Problem 1: Classification of e-tailer customers (Real-world problem) using Support vector machines and Randomforest. You can use weka or Scikit-learn python programming.
Objectives: E-commerce Customer Identification (Raw). Try to get the best performance using preprocessing, feature selection, data balancing, and parameter tuning.
The task involves binary classification to determine customers of the e-tailer. The training data contains 334 variables for a known set of 10000 customers and non-customers with a ratio of 1:10, respectively. The test data consists of a set of examples and is drawn from the same distribution as the training set.
Data: The feature data is train.csv and the label data is train_label.csv with corresponding labels for the records in train.csv. The test.csv is the test data.
Preprocessing steps to do:
You may use excel or write a simple script to merge the feature data file with label data file and save as csv file, then you can import into weka system.
Missing values: Check if there are any missing values inside the dataset, if so, use Weka’s missing value estimation filter to estimate the missing values to make the data complete
Normalization: since the features have very different value ranges, apply weka’s normalization procedure to make them comparable.
Attribute/Feature selection: Since there are 334 features in the dataset, it may be useful to use some feature/attribute selection to reduce the dataset before training classifiers. Select one method
(weka->filters->supervised->attribute->attributeSelection) to do feature selection. Describe your selected method and explain how it works briefly.
Hint1: after you import the merged csv file into weka, the class label 1/0 is regarded as numeric value rather than nominal labels. You need to use the weka->filter->unsupervised->attribute->numeric2Nominal filter to convert that column to nominal class. (you need to specify which column is your class label to apply this conversion) Also note that weka take first line as feature names!! So need to add a line of feature names.
Hint2: The dataset is a severely unbalanced dataset. You may want to balance the data before training the classifier.
Hint3: if your training data has been applied a set of normalization or feature selection, you need to do the same with test dataset, otherwise the feature values are not consistent, and you will get absurd results on test data.
Hint5: The best AUC value for this problem is 0.6821. See what u can get.
Experiments to do:
1) Experiments on the training dataset
You will need to build a classifier using a SVM and RandomForest algorithms to classify the data into customers and non-customers and evaluate their performance.
Pick one decision tree algorithm from Weka such as J48graft and describe it. (there are many decision tree algorithms)
Explain pre-processing filters in the table below. Run your decision tree algorithm with the default parameters. This is to learn how the preprocessing affects performance.
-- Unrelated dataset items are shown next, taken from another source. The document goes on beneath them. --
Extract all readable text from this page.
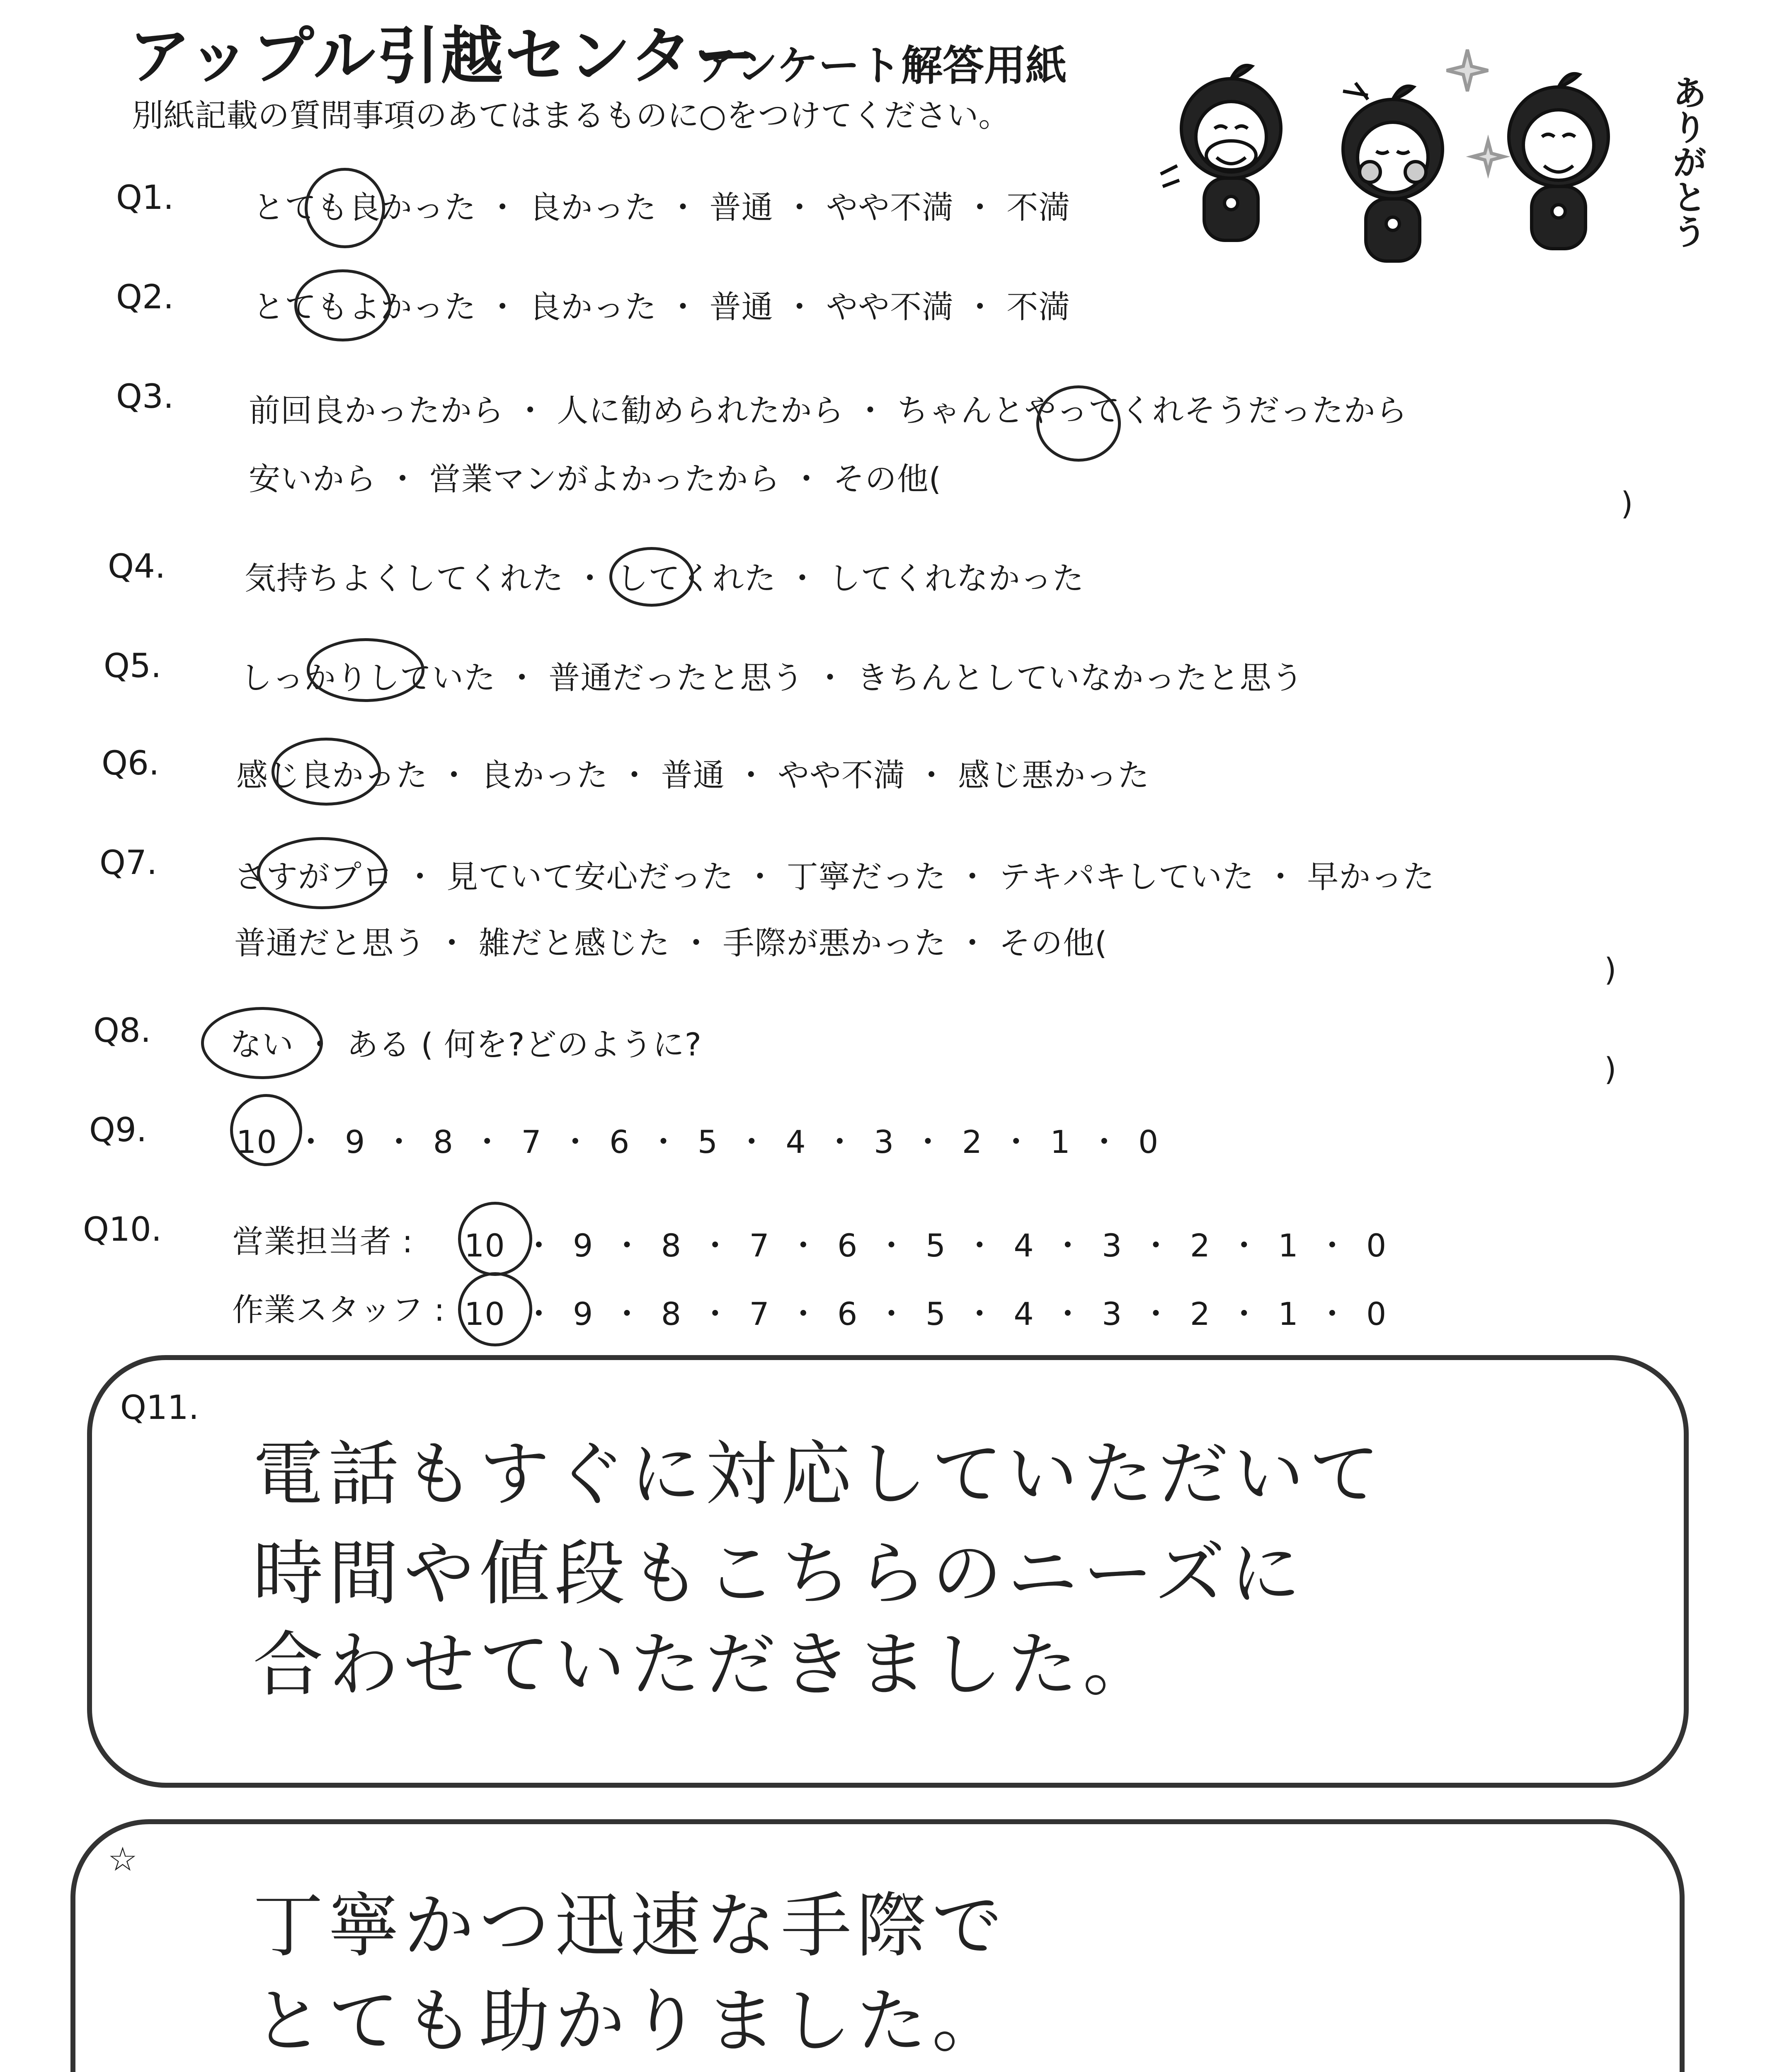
アップル引越センター
アンケート解答用紙
別紙記載の質問事項のあてはまるものに○をつけてください。	ありがとう
Q1.	とても良かった ・ 良かった ・ 普通 ・ やや不満 ・ 不満
Q2.	とてもよかった ・ 良かった ・ 普通 ・ やや不満 ・ 不満
Q3. 前回良かったから ・ 人に勧められたから ・ ちゃんとやってくれそうだったから
安いから ・ 営業マンがよかったから ・ その他(
)
Q4.	気持ちよくしてくれた ・ してくれた ・ してくれなかった
Q5.	しっかりしていた ・ 普通だったと思う ・ きちんとしていなかったと思う
Q6. 感じ良かった ・ 良かった ・ 普通 ・ やや不満 ・ 感じ悪かった
Q7. さすがプロ ・ 見ていて安心だった ・ 丁寧だった ・ テキパキしていた ・ 早かった
普通だと思う ・ 雑だと感じた ・ 手際が悪かった ・ その他(
)
Q8.	ない ・ ある ( 何を?どのように?
)
Q9.	10 ・ 9 ・ 8 ・ 7 ・ 6 ・ 5 ・ 4 ・ 3 ・ 2 ・ 1 ・ 0
Q10. 営業担当者 : 10 ・ 9 ・ 8 ・ 7 ・ 6 ・ 5 ・ 4 ・ 3 ・ 2 ・ 1 ・ 0
作業スタッフ : 10 ・ 9 ・ 8 ・ 7 ・ 6 ・ 5 ・ 4 ・ 3 ・ 2 ・ 1 ・ 0
Q11.
電話もすぐに対応していただいて
時間や値段もこちらのニーズに
合わせていただきました。
☆
丁寧かつ迅速な手際で
とても助かりました。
Write down the corresponding performance measures for class 1 (customer) in the following table for each processing
All measures are based on 10-fold cross-validation results (except the last row). Put your results in Table 1 (below)
2) Use your best classifier you trained in step one, predict the class labels for the test dataset test10000.csv. Save your prediction labels into the predict.csv file.
Write a program to calculate precision, recall, MCC (check the definition here http://en.wikipedia.org/wiki/Receiver_operating_characteristic#Further_interpretations) using the true labels in the test10000_label.csv and the predicted labels in your predict.csv file.
1) Describe the preprocessing methods you used in the above experiments: missing value estimation, normalization, attribute selection, random forest
2) Report the performance results in Table 1
3) Submit the program to calculate the performance measures: Precision, Recall, MCC from two label files.
References on unbalanced data handling
Problem 2: Regression using SVR (Support vector regression) or Random Forest
The problem here is to develop a regression model that can beat a theory model.
Attached thermal-data.xlsx contain a dataset for material thermal conductivity.
Develop two regression programs (one is SVR, the other can be RandomForest) to predict the thermal conductivity (y-exp) using the all the features before it. (V,M,n,np,B,G,E,v,H,B’,G’,ρ,vL,vS,va,Θe,γel,γes,γe,A,).
Report the MSE, RMSE, MAE, R2 of 10-fold cross-validation. Compare the MSE, RMSE, MAE, R2 of the theoretical model using the values in column y-theory
Try to tune your parameters of the models to achieve the best performance.
Plot the final scatter plot for your best model/result. The better the points are around the diagonal line the better your model is.